PETER KLENTER: Doch, selbstverständlich sind Betriebsratsmitglieder rechtlich gegen Kündigungen geschützt. Eine ordentliche Kündigung ist während der Amtszeit und bis zu einem Jahr nach Beendigung der Amtszeit unzulässig. Eine fristlose Kündigung ist nur zulässig, wenn der Betriebsrat zustimmt. Erteilt er die Zustimmung nicht, kann der Arbeitgeber das Arbeitsgericht anrufen und ein sogenanntes "Zustimmungsersetzungsverfahren" einleiten. Das Besondere daran ist, dass die Kündigung erst wirksam wird, wenn eine letztinstanzliche Entscheidung vorliegt, also wenn das Bundesarbeitsgericht die Zustimmung des Betriebsrates zur Kündigung ersetzt hat. Soweit die Theorie, die auch in den allermeisten Fällen funktioniert. Praktisch haben der Arbeitgeber und seine Rechtsanwälte aber zwei Einfallstore: Erstens können sie das Betriebsratsmitglied von der Arbeitsleistung freistellen und versuchen, ihn auf diesem Weg aus dem Betrieb herauszudrängen. Da muss man sich dann wehren und als Betriebsratsmitglied gerichtlich durchsetzen, dass man weiterhin sein Amt ausüben kann und insbesondere Zutritt zum Betrieb hat. Zweitens können sie auf den Betriebsrat einwirken, dass er der Kündigung zustimmt. Das gibt es leider immer wieder. Dann greift wie bei jeder anderen Kündigung das Arbeits- und Sozialrecht: Man ist aus dem Betrieb raus, muss Kündigungsschutzklage führen und bekommt in der Regel erst mal zwölf Wochen kein Arbeitslosengeld.

Peter Klenter

ver.di PUBLIK: Wenden diese Betriebsratsbekämpfer noch weitere Methoden an?

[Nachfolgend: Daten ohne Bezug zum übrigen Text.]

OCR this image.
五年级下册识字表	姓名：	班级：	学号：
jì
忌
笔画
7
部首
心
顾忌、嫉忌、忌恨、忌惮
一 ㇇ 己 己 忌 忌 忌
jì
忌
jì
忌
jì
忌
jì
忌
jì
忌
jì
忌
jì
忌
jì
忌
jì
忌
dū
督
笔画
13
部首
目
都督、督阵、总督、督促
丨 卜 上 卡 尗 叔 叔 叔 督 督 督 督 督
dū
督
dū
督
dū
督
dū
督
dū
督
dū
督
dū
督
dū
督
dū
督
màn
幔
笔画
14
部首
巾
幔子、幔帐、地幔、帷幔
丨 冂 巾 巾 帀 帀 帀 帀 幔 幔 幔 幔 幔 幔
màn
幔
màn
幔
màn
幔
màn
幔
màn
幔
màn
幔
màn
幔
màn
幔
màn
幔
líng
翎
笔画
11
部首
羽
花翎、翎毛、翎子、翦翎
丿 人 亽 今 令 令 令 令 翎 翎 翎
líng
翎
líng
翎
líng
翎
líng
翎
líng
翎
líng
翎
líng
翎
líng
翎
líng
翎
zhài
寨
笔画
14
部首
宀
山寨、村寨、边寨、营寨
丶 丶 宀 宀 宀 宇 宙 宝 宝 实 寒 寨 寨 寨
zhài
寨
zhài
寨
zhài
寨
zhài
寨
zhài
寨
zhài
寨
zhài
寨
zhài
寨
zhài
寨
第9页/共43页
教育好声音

KLENTER: Da wird natürlich tief in die Trickkiste gegriffen. Naujoks hat die Bücher "Die Kündigung von Unkündbaren" und "Schwarzbuch Betriebsrat" geschrieben. Das sind Werbebroschüren für sein Geschäftsmodell, Betriebsräte gegen Geld herauszudrängen. Die Süddeutsche Zeitung, NDR und WDR haben das Geschäftsmodell recherchiert: Da heuert etwa ein Altenpflegeheim einen Privatdetektiv an, der eine Flasche Schnaps neben eine Altenpflegerin stellt - und es erscheint wunderbarerweise sofort die Heimleiterin mit mehreren anderen Personen. Eine fristlose Kündigung wird ausgesprochen und Rechtsanwalt Naujoks vertritt den Arbeitgeber. Der bestreitet zwar, mit alledem zu tun zu haben, hat aber offensichtlich an den Vorgesprächen mitgewirkt. So geschehen im Jahr 2012 in Bad Nauheim. Drohen, kündigen, rechtswidrig den Geldhahn der Arbeitnehmer/innen zudrehen - das sind die scharfen Methoden dieses Vorgehens.

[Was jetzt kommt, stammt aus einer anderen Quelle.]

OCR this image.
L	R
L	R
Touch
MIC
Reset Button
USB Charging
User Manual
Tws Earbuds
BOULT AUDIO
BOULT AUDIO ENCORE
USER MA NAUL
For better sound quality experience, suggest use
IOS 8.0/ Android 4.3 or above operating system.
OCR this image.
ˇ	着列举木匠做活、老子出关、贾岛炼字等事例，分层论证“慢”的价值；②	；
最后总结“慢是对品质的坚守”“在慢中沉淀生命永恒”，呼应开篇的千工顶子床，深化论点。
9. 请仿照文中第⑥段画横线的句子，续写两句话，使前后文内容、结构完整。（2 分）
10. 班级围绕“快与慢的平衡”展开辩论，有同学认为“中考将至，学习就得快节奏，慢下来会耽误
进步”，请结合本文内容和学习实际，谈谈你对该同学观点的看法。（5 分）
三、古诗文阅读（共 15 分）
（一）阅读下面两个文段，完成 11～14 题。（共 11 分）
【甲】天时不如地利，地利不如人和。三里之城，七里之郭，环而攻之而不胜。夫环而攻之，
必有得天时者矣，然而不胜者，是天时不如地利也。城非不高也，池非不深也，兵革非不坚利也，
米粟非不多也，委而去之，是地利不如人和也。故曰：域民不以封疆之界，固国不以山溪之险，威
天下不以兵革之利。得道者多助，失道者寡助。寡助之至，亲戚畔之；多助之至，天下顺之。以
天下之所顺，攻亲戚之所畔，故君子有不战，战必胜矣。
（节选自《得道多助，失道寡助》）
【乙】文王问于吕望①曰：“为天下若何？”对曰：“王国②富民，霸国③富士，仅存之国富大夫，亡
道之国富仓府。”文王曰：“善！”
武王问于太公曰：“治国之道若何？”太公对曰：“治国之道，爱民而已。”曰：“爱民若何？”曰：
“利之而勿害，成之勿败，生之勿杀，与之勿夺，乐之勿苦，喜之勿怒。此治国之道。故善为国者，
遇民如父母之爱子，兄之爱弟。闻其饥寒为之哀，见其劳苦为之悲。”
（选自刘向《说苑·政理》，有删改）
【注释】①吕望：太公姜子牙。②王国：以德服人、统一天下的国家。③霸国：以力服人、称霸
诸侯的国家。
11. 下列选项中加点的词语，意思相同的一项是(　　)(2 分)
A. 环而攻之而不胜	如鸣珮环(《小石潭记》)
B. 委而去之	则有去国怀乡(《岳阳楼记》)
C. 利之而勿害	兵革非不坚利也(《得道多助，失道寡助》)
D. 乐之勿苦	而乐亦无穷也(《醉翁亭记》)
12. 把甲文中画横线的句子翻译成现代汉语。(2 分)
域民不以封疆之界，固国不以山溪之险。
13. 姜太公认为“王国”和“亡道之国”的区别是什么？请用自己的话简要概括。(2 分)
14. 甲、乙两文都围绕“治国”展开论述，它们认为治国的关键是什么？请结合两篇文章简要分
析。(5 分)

ver.di PUBLIK: Was können engagierte Betriebsräte dagegen tun? Gibt es aus rechtlicher Sicht Strategien, sich zu wehren?

KLENTER: Ja, Betriebsräte dürfen darauf vertrauen, dass wir in Deutschland gute Arbeitsgerichte haben, die Arbeitnehmerrechte effektiv schützen und sorgfältig arbeiten, um falsche Kündigungsgründe beiseite zu räumen. Es braucht einen starken und kompetenten gewerkschaftlichen Rechtsschutz sowie einen entsprechend guten Rechtsanwalt. Das Wichtigste ist aus meiner Sicht aber, dass wir verstehen, dass das Rechtliche wie immer "nur" instrumentell ist. Wer Betriebsratsmitglied wird, weiß, dass er oder sie sich auch persönlich in eine Risikozone begibt: Aus einer Privatperson wird eine öffentliche Person - man übernimmt eine soziale Rolle, auf die man auch persönlich vorbereitet sein muss. Dazu gehören soziales und politisches Bewusstsein und soziale Vernetzung in Gewerkschaften, politische Bildung und sozialer Einsatz. Es ist heutzutage zunehmend schwierig und auch nicht erwünscht, die persönlichen Qualitäten zu entwickeln, um sich in den Risikozonen zu bewegen. Aber es ist zum Glück nicht unmöglich.